Badge – ‘Nobody wins Nuclear Wars’, Badge-a-Minit, circa 1960s-1980s” by Benjamin Healley is licensed under CC BY 4.0.

But are shifts to common preservation possible? Consider the cold-war era movement against nuclear weapons and nuclear testing. The “ban-the-bomb” peace movement of the 1950s and 1960s was often seen – even by its participants – as a forlorn and hopeless struggle against mutual destruction. It is often thought to have had no effect on history. The détente in the cold war, the nuclear test ban treaty, and the 80% reduction in strategic missiles are more often attributed to Ronald Reagan than to the peace movement. Historian Lawrence Wittner once shared the assumption that the peace movement had been ineffectual — but he changed his mind when he began reading the secret documents in the archives of the cold-war governments. In his magisterial three-volume history, The Struggle Against the Bomb, Wittner shows that “Most government officials — and particularly those of the major powers — had no intention of adopting nuclear arms control and disarmament policies. Instead, they grudgingly accepted such policies thanks to the emergence of popular pressure.” Confronted by “a vast wave of popular resistance” they concluded, reluctantly, that “compromise had become the price of political survival.” Consequently “they began to adapt their rhetoric and policies to the movement’s program.”[2]

Shifts from mutual destruction to common preservation may seem far-fetched, and indeed they are far from inevitable. But as Wittner’s account illustrates, they do indeed happen – and what happens is possible. Faced with problems ranging from climate change to the global concentration of wealth and power, despair may seem like the only possible response. But why rule out common preservation?

For half a century I have been participating in, studying, and writing about social movements and their contribution to common preservation. In Strike!: Jeremy Brecher’s Corner I will bring history to bear on the problems we face today, their possible solutions, and the process of implementing them.

The commentaries will examine past and present of social movements – how they develop and how they can be effective. They will pay special attention to labor and climate movements whose development is likely to be crucial if our species is to survive. They will start with a series on “The Future of Climate Strikes.”

Strike!: Jeremy Brecher’s Corner will also focus on possible solutions. It will pay particular attention to the myriad questions raised by the Green New Deal, and indicate ways it can provide effective solutions to our drive toward mutual destruction.

While today’s problems of mutual destruction are unique, the construction of new common preservations has occurred throughout history. Strike! will bring historical experience and perspective to bear on how we can move toward common preservation today.

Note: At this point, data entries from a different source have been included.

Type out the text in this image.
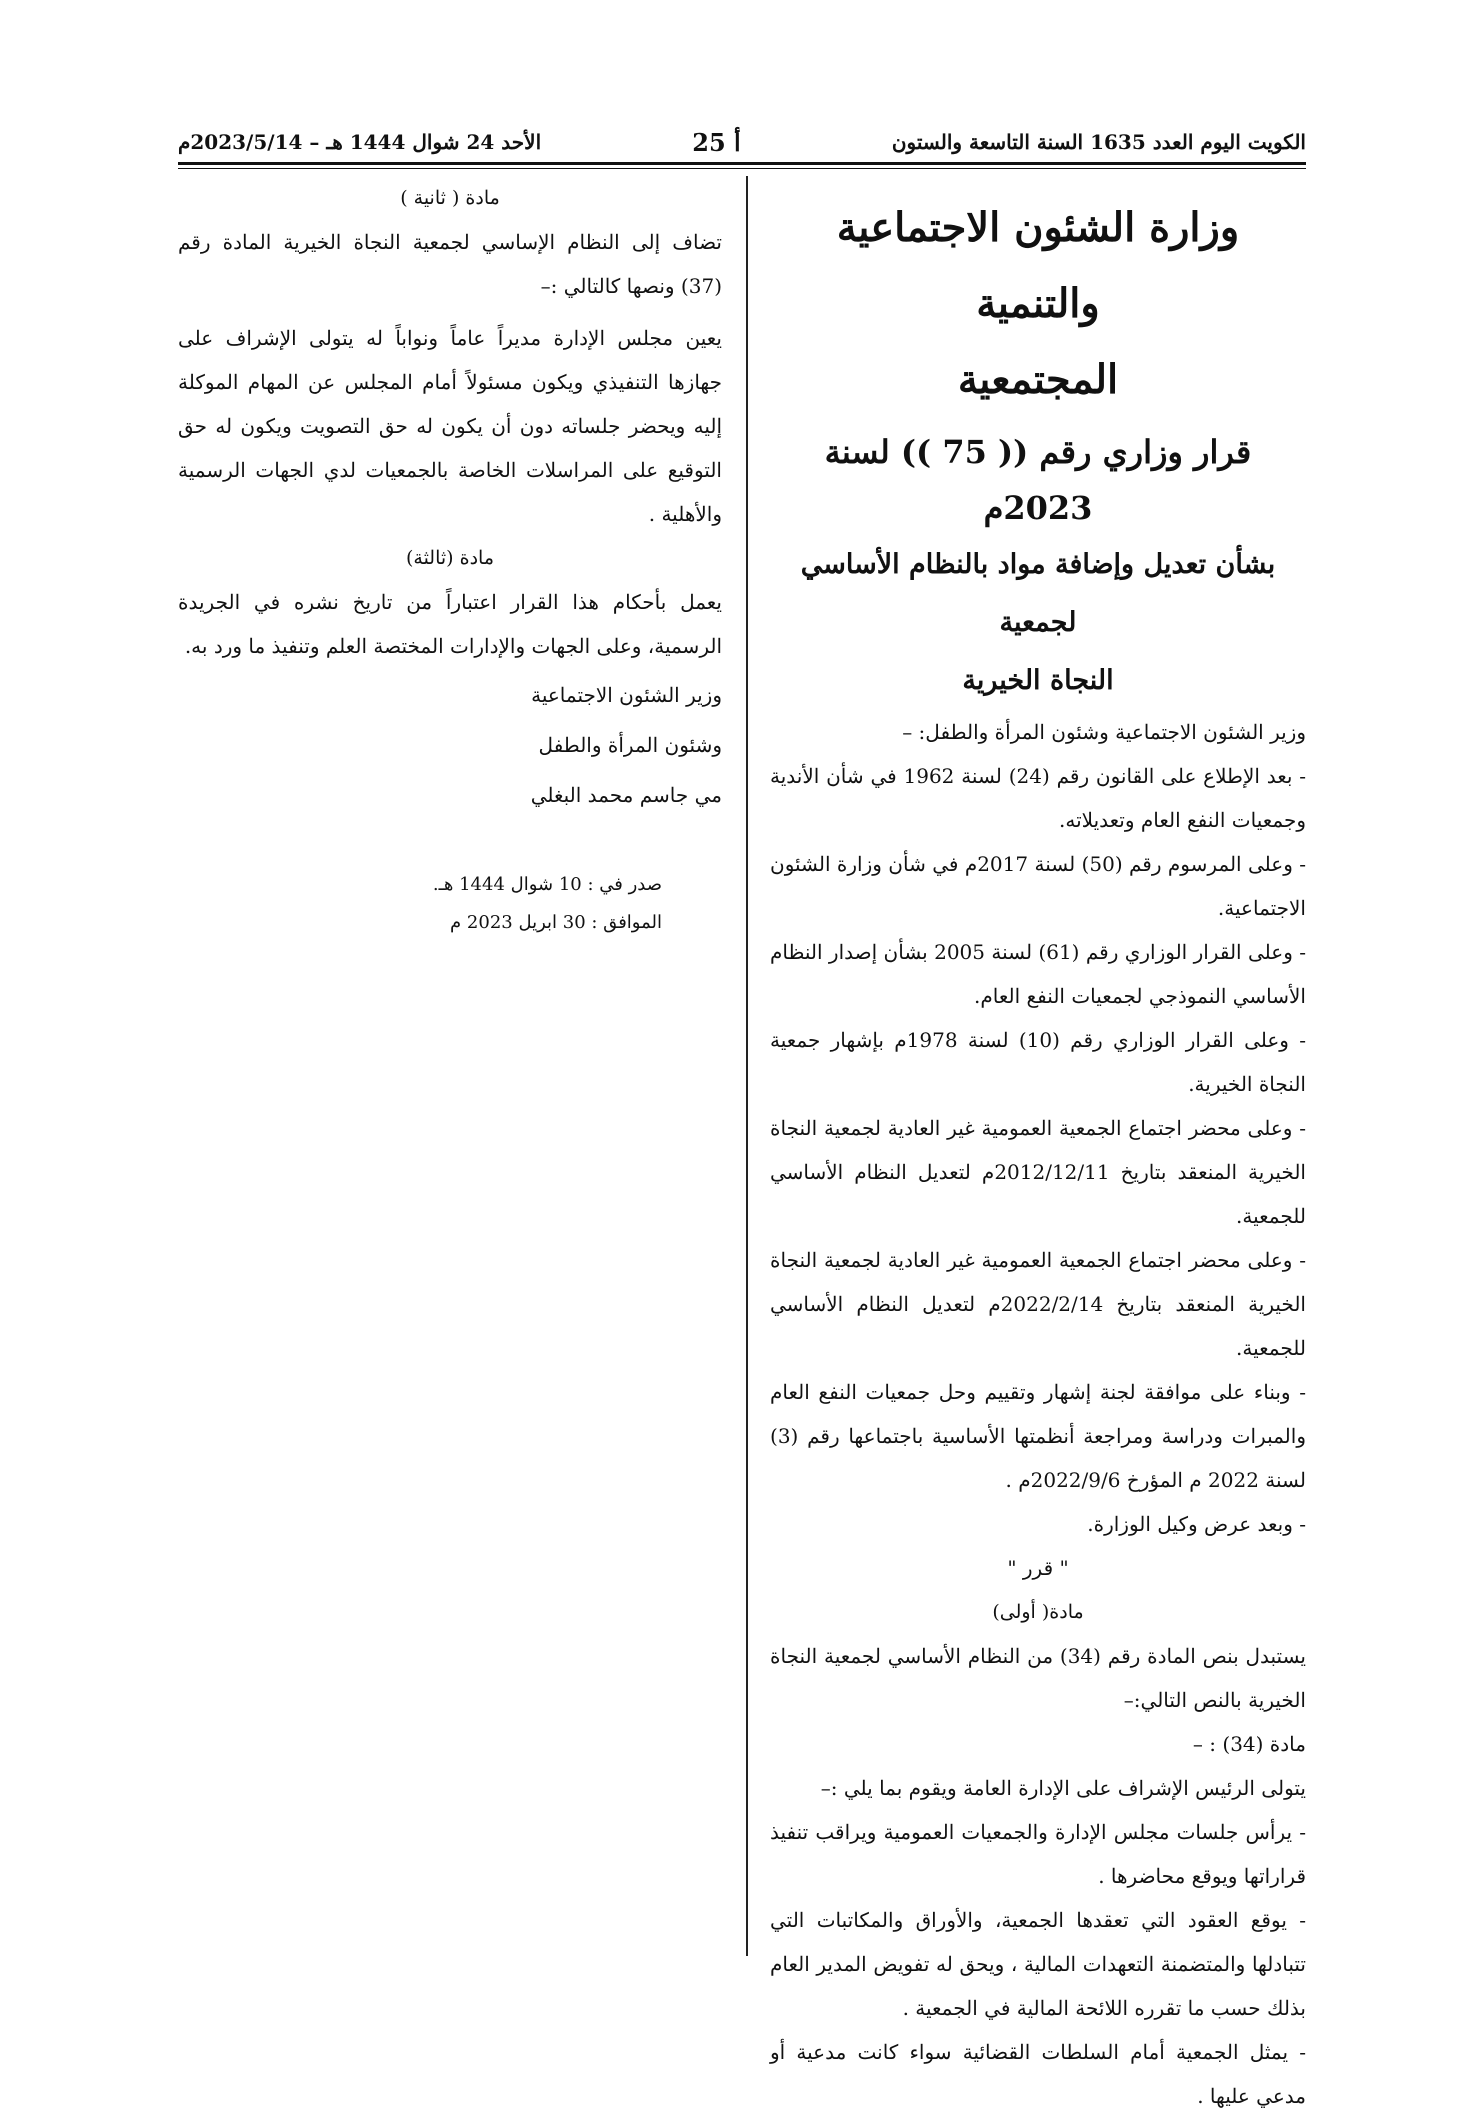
الكويت اليوم العدد 1635 السنة التاسعة والستون
أ 25
الأحد 24 شوال 1444 هـ – 2023/5/14م
وزارة الشئون الاجتماعية والتنمية
المجتمعية
قرار وزاري رقم (( 75 )) لسنة 2023م
بشأن تعديل وإضافة مواد بالنظام الأساسي لجمعية
النجاة الخيرية

وزير الشئون الاجتماعية وشئون المرأة والطفل: –

- بعد الإطلاع على القانون رقم (24) لسنة 1962 في شأن الأندية وجمعيات النفع العام وتعديلاته.

- وعلى المرسوم رقم (50) لسنة 2017م في شأن وزارة الشئون الاجتماعية.

- وعلى القرار الوزاري رقم (61) لسنة 2005 بشأن إصدار النظام الأساسي النموذجي لجمعيات النفع العام.

- وعلى القرار الوزاري رقم (10) لسنة 1978م بإشهار جمعية النجاة الخيرية.

- وعلى محضر اجتماع الجمعية العمومية غير العادية لجمعية النجاة الخيرية المنعقد بتاريخ 2012/12/11م لتعديل النظام الأساسي للجمعية.

- وعلى محضر اجتماع الجمعية العمومية غير العادية لجمعية النجاة الخيرية المنعقد بتاريخ 2022/2/14م لتعديل النظام الأساسي للجمعية.

- وبناء على موافقة لجنة إشهار وتقييم وحل جمعيات النفع العام والمبرات ودراسة ومراجعة أنظمتها الأساسية باجتماعها رقم (3) لسنة 2022 م المؤرخ 2022/9/6م .

- وبعد عرض وكيل الوزارة.

" قرر "

مادة( أولى)

يستبدل بنص المادة رقم (34) من النظام الأساسي لجمعية النجاة الخيرية بالنص التالي:–

مادة (34) : –

يتولى الرئيس الإشراف على الإدارة العامة ويقوم بما يلي :–

- يرأس جلسات مجلس الإدارة والجمعيات العمومية ويراقب تنفيذ قراراتها ويوقع محاضرها .

- يوقع العقود التي تعقدها الجمعية، والأوراق والمكاتبات التي تتبادلها والمتضمنة التعهدات المالية ، ويحق له تفويض المدير العام بذلك حسب ما تقرره اللائحة المالية في الجمعية .

- يمثل الجمعية أمام السلطات القضائية سواء كانت مدعية أو مدعي عليها .

مادة ( ثانية )

تضاف إلى النظام الإساسي لجمعية النجاة الخيرية المادة رقم (37) ونصها كالتالي :–

يعين مجلس الإدارة مديراً عاماً ونواباً له يتولى الإشراف على جهازها التنفيذي ويكون مسئولاً أمام المجلس عن المهام الموكلة إليه ويحضر جلساته دون أن يكون له حق التصويت ويكون له حق التوقيع على المراسلات الخاصة بالجمعيات لدي الجهات الرسمية والأهلية .

مادة (ثالثة)

يعمل بأحكام هذا القرار اعتباراً من تاريخ نشره في الجريدة الرسمية، وعلى الجهات والإدارات المختصة العلم وتنفيذ ما ورد به.

وزير الشئون الاجتماعية
وشئون المرأة والطفل
مي جاسم محمد البغلي
صدر في : 10 شوال 1444 هـ.
الموافق : 30 ابريل 2023 م
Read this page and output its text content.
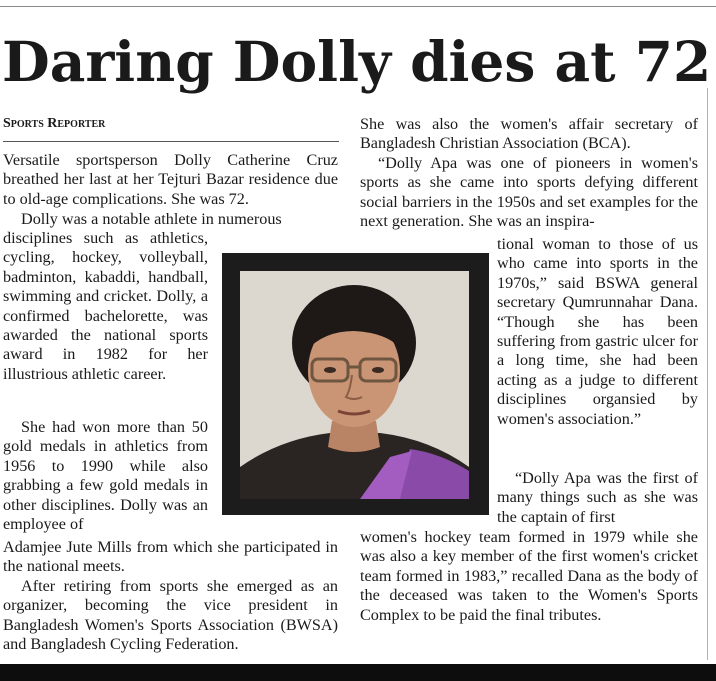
Daring Dolly dies at 72
Sports Reporter

Versatile sportsperson Dolly Catherine Cruz breathed her last at her Tejturi Bazar residence due to old-age complications. She was 72.

Dolly was a notable athlete in numerous

disciplines such as athletics, cycling, hockey, volleyball, badminton, kabaddi, handball, swimming and cricket. Dolly, a confirmed bachelorette, was awarded the national sports award in 1982 for her illustrious athletic career.

She had won more than 50 gold medals in athletics from 1956 to 1990 while also grabbing a few gold medals in other disciplines. Dolly was an employee of

Adamjee Jute Mills from which she participated in the national meets.

After retiring from sports she emerged as an organizer, becoming the vice president in Bangladesh Women's Sports Association (BWSA) and Bangladesh Cycling Federation.

She was also the women's affair secretary of Bangladesh Christian Association (BCA).

“Dolly Apa was one of pioneers in women's sports as she came into sports defying different social barriers in the 1950s and set examples for the next generation. She was an inspira-

tional woman to those of us who came into sports in the 1970s,” said BSWA general secretary Qumrunnahar Dana. “Though she has been suffering from gastric ulcer for a long time, she had been acting as a judge to different disciplines organsied by women's association.”

“Dolly Apa was the first of many things such as she was the captain of first

women's hockey team formed in 1979 while she was also a key member of the first women's cricket team formed in 1983,” recalled Dana as the body of the deceased was taken to the Women's Sports Complex to be paid the final tributes.
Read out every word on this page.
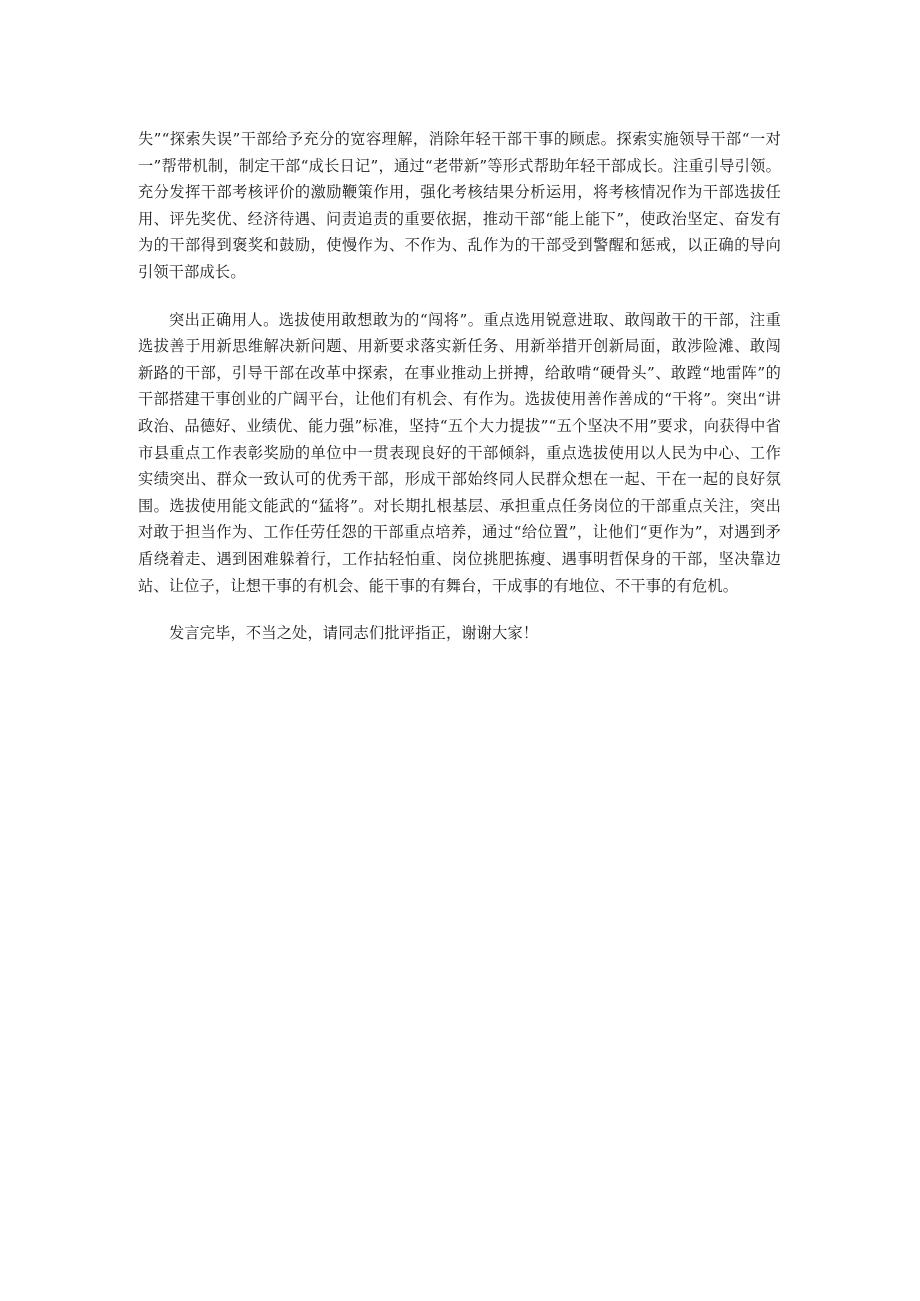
失”“探索失误”干部给予充分的宽容理解，消除年轻干部干事的顾虑。探索实施领导干部“一对一”帮带机制，制定干部“成长日记”，通过“老带新”等形式帮助年轻干部成长。注重引导引领。充分发挥干部考核评价的激励鞭策作用，强化考核结果分析运用，将考核情况作为干部选拔任用、评先奖优、经济待遇、问责追责的重要依据，推动干部“能上能下”，使政治坚定、奋发有为的干部得到褒奖和鼓励，使慢作为、不作为、乱作为的干部受到警醒和惩戒，以正确的导向引领干部成长。

突出正确用人。选拔使用敢想敢为的“闯将”。重点选用锐意进取、敢闯敢干的干部，注重选拔善于用新思维解决新问题、用新要求落实新任务、用新举措开创新局面，敢涉险滩、敢闯新路的干部，引导干部在改革中探索，在事业推动上拼搏，给敢啃“硬骨头”、敢蹚“地雷阵”的干部搭建干事创业的广阔平台，让他们有机会、有作为。选拔使用善作善成的“干将”。突出“讲政治、品德好、业绩优、能力强”标准，坚持“五个大力提拔”“五个坚决不用”要求，向获得中省市县重点工作表彰奖励的单位中一贯表现良好的干部倾斜，重点选拔使用以人民为中心、工作实绩突出、群众一致认可的优秀干部，形成干部始终同人民群众想在一起、干在一起的良好氛围。选拔使用能文能武的“猛将”。对长期扎根基层、承担重点任务岗位的干部重点关注，突出对敢于担当作为、工作任劳任怨的干部重点培养，通过“给位置”，让他们“更作为”，对遇到矛盾绕着走、遇到困难躲着行，工作拈轻怕重、岗位挑肥拣瘦、遇事明哲保身的干部，坚决靠边站、让位子，让想干事的有机会、能干事的有舞台，干成事的有地位、不干事的有危机。

发言完毕，不当之处，请同志们批评指正，谢谢大家！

Strike! is hosted by the Labor Network for Sustainability, an organization devoted to environmental, social, and economic sustainability. While the series represents my personal views, I see it as a contribution to the objectives of LNS and the movement for full-spectrum sustainability.

[1] “2020 Doomsday Clock Announcement,” Bulletin of the Atomic Scientists, accessed January 25, 2020,

[2] Lawrence Wittner, The Struggle Against the Bomb (Stanford, CA: Stanford University Press, 1993-2003).